Doch Michael trat einen Schritt vor, schneller, als ich ihm zugetraut hätte.
»Haben Sie nicht gehört, was ich gesagt habe? Ich will mit Julie reden.«
»Und Julie-san will nicht mit Ihnen reden«, sagte Ken in geduldigem Tonfall.

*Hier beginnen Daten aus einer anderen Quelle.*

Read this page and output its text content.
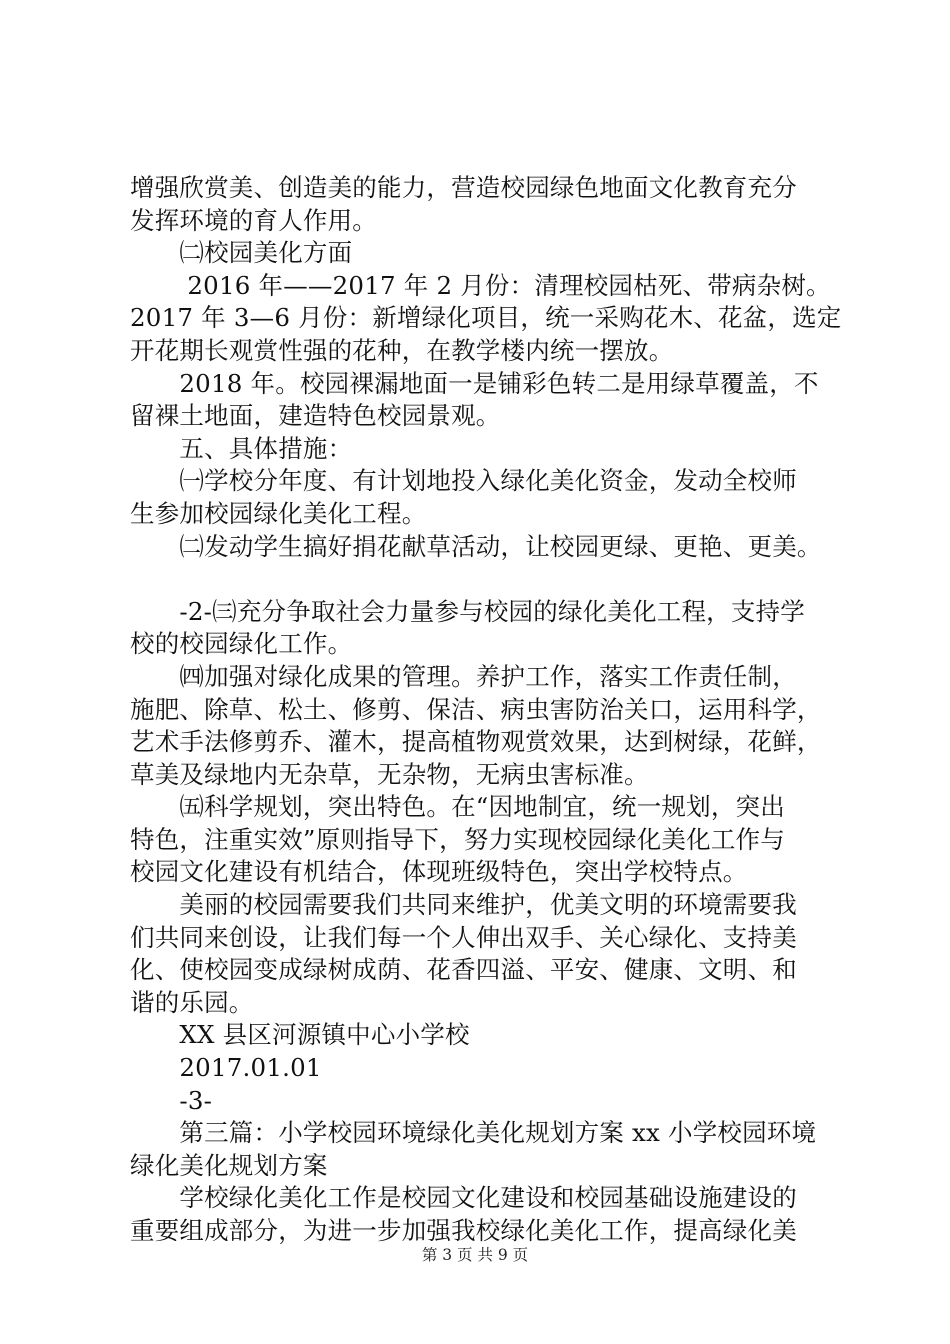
增强欣赏美、创造美的能力，营造校园绿色地面文化教育充分
发挥环境的育人作用。
　　㈡校园美化方面
　　 2016 年——2017 年 2 月份：清理校园枯死、带病杂树。
2017 年 3—6 月份：新增绿化项目，统一采购花木、花盆，选定
开花期长观赏性强的花种，在教学楼内统一摆放。
　　2018 年。校园裸漏地面一是铺彩色转二是用绿草覆盖，不
留裸土地面，建造特色校园景观。
　　五、具体措施：
　　㈠学校分年度、有计划地投入绿化美化资金，发动全校师
生参加校园绿化美化工程。
　　㈡发动学生搞好捐花献草活动，让校园更绿、更艳、更美。
　　-2-㈢充分争取社会力量参与校园的绿化美化工程，支持学
校的校园绿化工作。
　　㈣加强对绿化成果的管理。养护工作，落实工作责任制，
施肥、除草、松土、修剪、保洁、病虫害防治关口，运用科学，
艺术手法修剪乔、灌木，提高植物观赏效果，达到树绿，花鲜，
草美及绿地内无杂草，无杂物，无病虫害标准。
　　㈤科学规划，突出特色。在“因地制宜，统一规划，突出
特色，注重实效”原则指导下，努力实现校园绿化美化工作与
校园文化建设有机结合，体现班级特色，突出学校特点。
　　美丽的校园需要我们共同来维护，优美文明的环境需要我
们共同来创设，让我们每一个人伸出双手、关心绿化、支持美
化、使校园变成绿树成荫、花香四溢、平安、健康、文明、和
谐的乐园。
　　XX 县区河源镇中心小学校
　　2017.01.01
　　-3-
　　第三篇：小学校园环境绿化美化规划方案 xx 小学校园环境
绿化美化规划方案
　　学校绿化美化工作是校园文化建设和校园基础设施建设的
重要组成部分，为进一步加强我校绿化美化工作，提高绿化美
第 3 页 共 9 页
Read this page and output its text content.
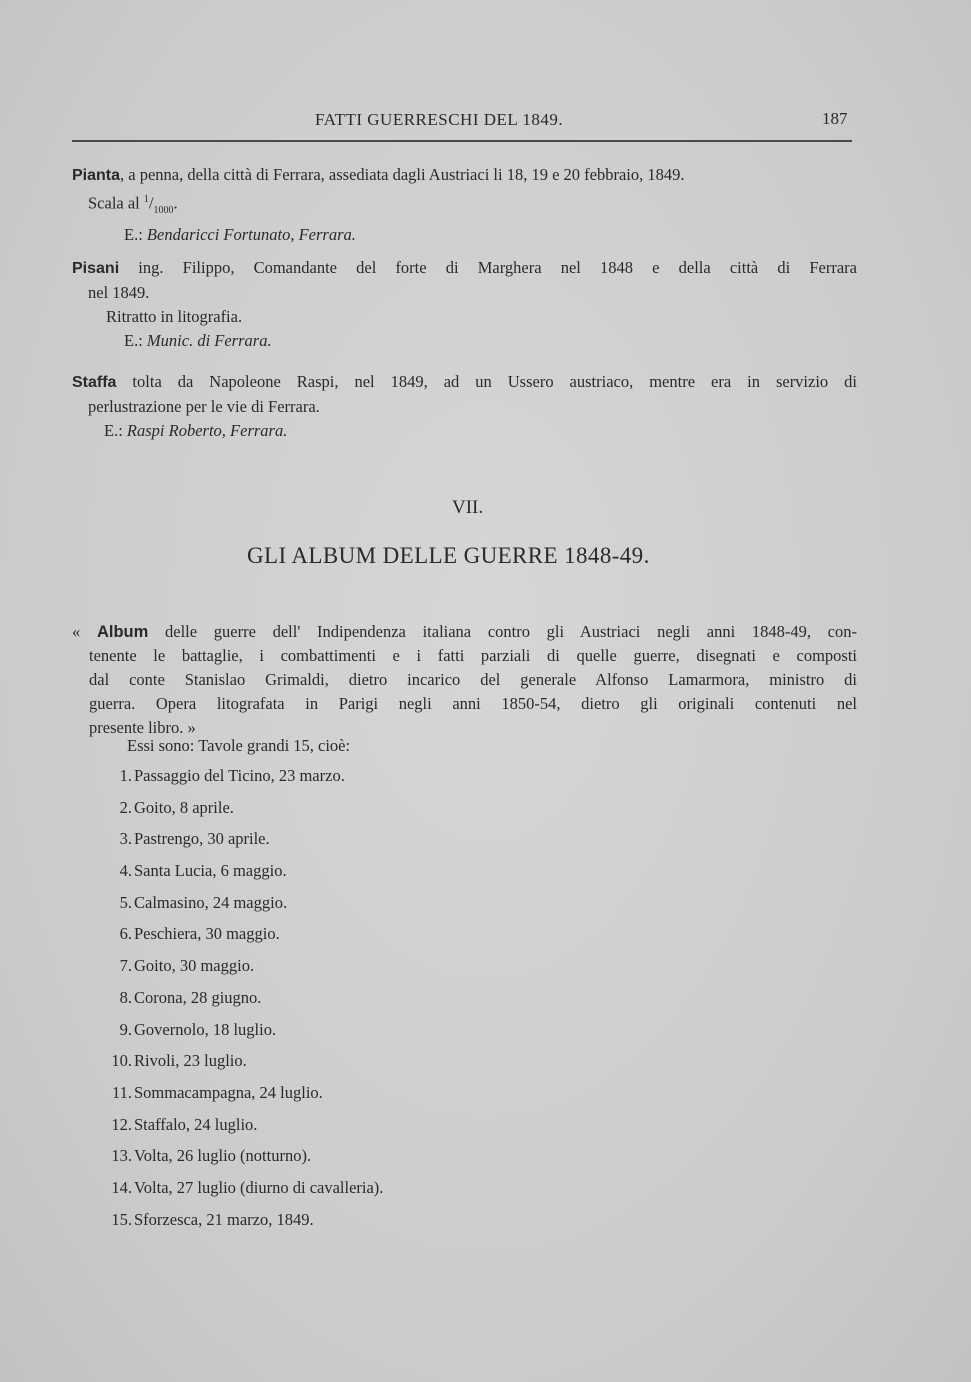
FATTI GUERRESCHI DEL 1849.	187
Pianta, a penna, della città di Ferrara, assediata dagli Austriaci li 18, 19 e 20 febbraio, 1849.
Scala al $^1/_{1000}$.
E.: Bendaricci Fortunato, Ferrara.
Pisani ing. Filippo, Comandante del forte di Marghera nel 1848 e della città di Ferrara
nel 1849.
Ritratto in litografia.
E.: Munic. di Ferrara.
Staffa tolta da Napoleone Raspi, nel 1849, ad un Ussero austriaco, mentre era in servizio di
perlustrazione per le vie di Ferrara.
E.: Raspi Roberto, Ferrara.
VII.
GLI ALBUM DELLE GUERRE 1848-49.
« Album delle guerre dell' Indipendenza italiana contro gli Austriaci negli anni 1848-49, con-
tenente le battaglie, i combattimenti e i fatti parziali di quelle guerre, disegnati e composti
dal conte Stanislao Grimaldi, dietro incarico del generale Alfonso Lamarmora, ministro di
guerra. Opera litografata in Parigi negli anni 1850-54, dietro gli originali contenuti nel
presente libro. »
Essi sono: Tavole grandi 15, cioè:
1. Passaggio del Ticino, 23 marzo.
2. Goito, 8 aprile.
3. Pastrengo, 30 aprile.
4. Santa Lucia, 6 maggio.
5. Calmasino, 24 maggio.
6. Peschiera, 30 maggio.
7. Goito, 30 maggio.
8. Corona, 28 giugno.
9. Governolo, 18 luglio.
10. Rivoli, 23 luglio.
11. Sommacampagna, 24 luglio.
12. Staffalo, 24 luglio.
13. Volta, 26 luglio (notturno).
14. Volta, 27 luglio (diurno di cavalleria).
15. Sforzesca, 21 marzo, 1849.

»Hören Sie gefälligst mit Ihrer ›Julie-san‹ auf!«
»Höflichkeit ist eine Frage der Selbstachtung. Sie scheinen da ein Problem zu haben.«
Ken redete leichthin, wie bei einer oberflächlichen Konversation. Michaels Gesichtsfarbe wurde immer dunkler. Jetzt erschien auch Franca, mit Charles im Schlepptau. Charles fingerte betroffen an seiner Krawatte, während Franca es offenbar nicht unangenehm fand, Ken mit Michael in einer Situation konfrontiert zu sehen, wo dieser den kürzeren zog. Noriko stand abseits, strich sich mit mechanischer Geste das Haar aus der Stirn.
»Sie bluffen ganz gut«, sagte Michael mit einem verzerrten Grinsen.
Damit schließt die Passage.